# Where to go in Alora/Coin area.



## On-the-move (May 26, 2014)

Hi Everyone, 

I will be in Alora/Coin area later this month, and was wondering if there is anything happening within the expat community that I could attend, or if anyone could give me their views on favourite restaurants ect.
I am hoping to get a feel for what it would be like living in that area, so any information or advice would be very welcome. 

Thanks in advance for any replies received.


----------



## Swerve (Jun 29, 2011)

While we were looking for a property we looked around alora and explored the ardales area which has lakes and there is a nice restearant by the side of the road. I hope it's still open. We loved being able to swim in the lakes never been up there for a while so maybe someone else can advise. Also there is El torcal national park not far away. Also antequera and Fuente de la piedra.


----------



## JPRocks (Jun 11, 2014)

In Coin there is a bar that serves great food as well called The Olive Tree run by expats and their Sunday roast is perfect...


----------



## On-the-move (May 26, 2014)

JPRocks said:


> In Coin there is a bar that serves great food as well called The Olive Tree run by expats and their Sunday roast is perfect...


Thanks for the tip  Sounds like it will be worth a visit


----------



## jojo (Sep 20, 2007)

We lived fairly close to Coin and we noticed that because of the recession, the factories and the Poligono/industrial estate made the town a bit of a ghost town.
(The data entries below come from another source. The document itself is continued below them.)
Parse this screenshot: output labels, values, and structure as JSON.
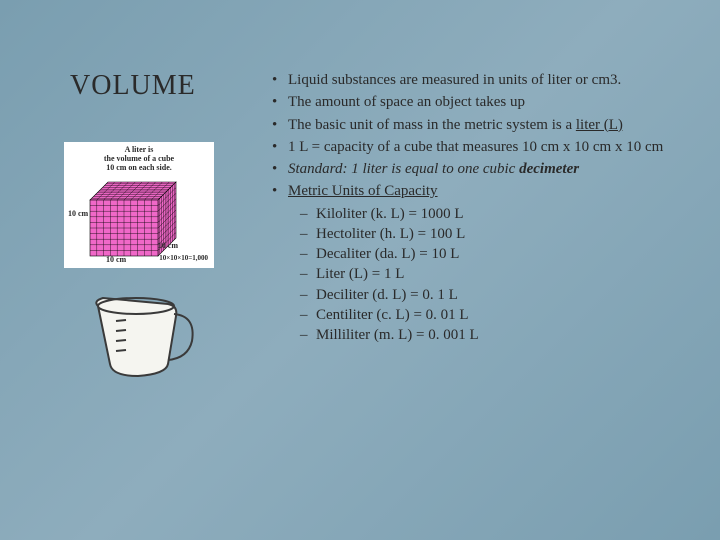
{
  "title": "VOLUME",
  "cube": {
    "caption_l1": "A liter is",
    "caption_l2": "the volume of a cube",
    "caption_l3": "10 cm on each side.",
    "label_left": "10\ncm",
    "label_bottom": "10 cm",
    "label_right": "10 cm",
    "math": "10×10×10=1,000",
    "face_color": "#f068c8",
    "grid_color": "#000000",
    "bg_color": "#ffffff"
  },
  "cup": {
    "stroke": "#3a3a3a",
    "fill": "#f5f5f0"
  },
  "bullets": [
    {
      "pre": "Liquid substances are measured in units of liter or cm3."
    },
    {
      "pre": "The amount of space an object takes up"
    },
    {
      "pre": "The basic unit of mass in the metric system is a ",
      "u": "liter (L)"
    },
    {
      "pre": "1 L = capacity of a cube that measures 10 cm x 10 cm x 10 cm"
    },
    {
      "i_pre": "Standard: 1 liter is equal to one cubic ",
      "bi": "decimeter"
    },
    {
      "u": "Metric Units of Capacity"
    }
  ],
  "sub": [
    "Kiloliter (k. L) = 1000 L",
    "Hectoliter (h. L) = 100 L",
    "Decaliter (da. L) = 10 L",
    "Liter (L) = 1 L",
    "Deciliter (d. L) = 0. 1 L",
    "Centiliter (c. L) = 0. 01 L",
    "Milliliter (m. L) = 0. 001 L"
  ]
}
But maybe its picking up again??!!! The town itself is very quaint tho

Jo xxx


----------



## Allie-P (Feb 11, 2013)

I don't live there but, from the local paper, there is always something going on at, The Olive Tree - music/ tribute band nights etc.

They seem to have a very strong expat community, with plenty to do & to join.

La Cala, where I live, isn't so fortunate - or, I haven't found them !!


----------